I’m an undergraduate in America. So I check my cell phone every eleven seconds, respond to email within the hour, and binge drink on the regular. I do all of these things simultaneously at parties.
Becoming aware of my own impatience in social settings was an exercise in nausea. I looked around at friends taking shots and porch-sitting amiably on a barely breezy summer night.
“Where are we going next?”
“Okay, and after that?”
“I heard she’s all coked up.”
“It’s fine, we have options.”
We all have boundless options, really, because we’re a text away from anywhere but here. Double majors. Three boyfriends. Four messages asking us to smoke pot/ drink beer/ writhe at various locations on campus. Fifty Facebook friends we’ve never even met.
But what’s so awful about this party?
“It’s getting stale.”
“I promised my friend Kate we’d stop by.”
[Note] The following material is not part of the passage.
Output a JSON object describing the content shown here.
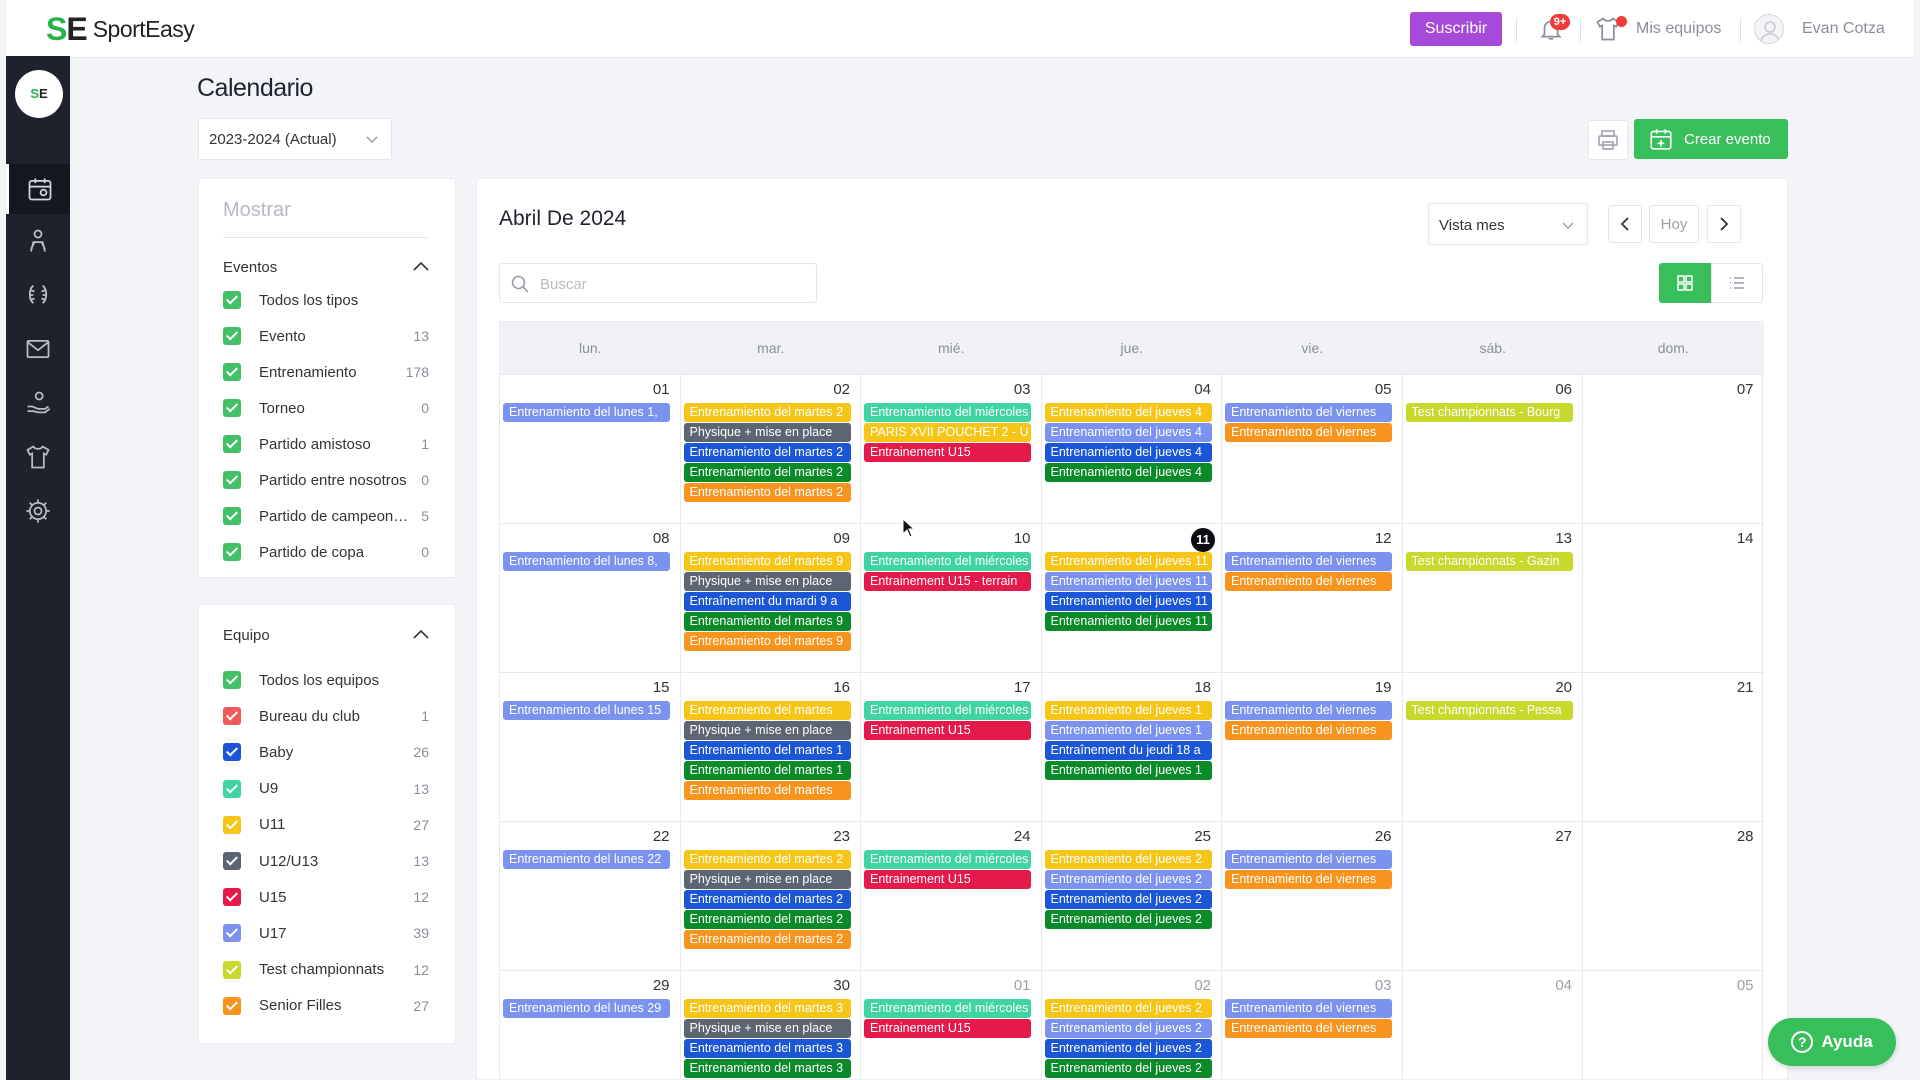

“There’d better be decent alcohol at the next stop.”
We can’t sit still. And that’s okay, because when we hang out, we all warm our laps with little boxes wearing glowing fruit. Videos of animals in their infancy are there to fill the sagging space where conversation used to reside. We really need never look each other in the eye, unless we’re doing Facetime.
And so we’ll grow restless with the restlessness. We’ll go analog. We’ll host parties where instead of keys, everyone tosses phones into a bowl. We’ll smirk and scoff about dependence upon little boxes with screens. Later on, we can leave a perfectly wonderful gathering, full of the people we like, for a mediocre one.
Happiness will keep evading us. The real world does not have Wi-Fi.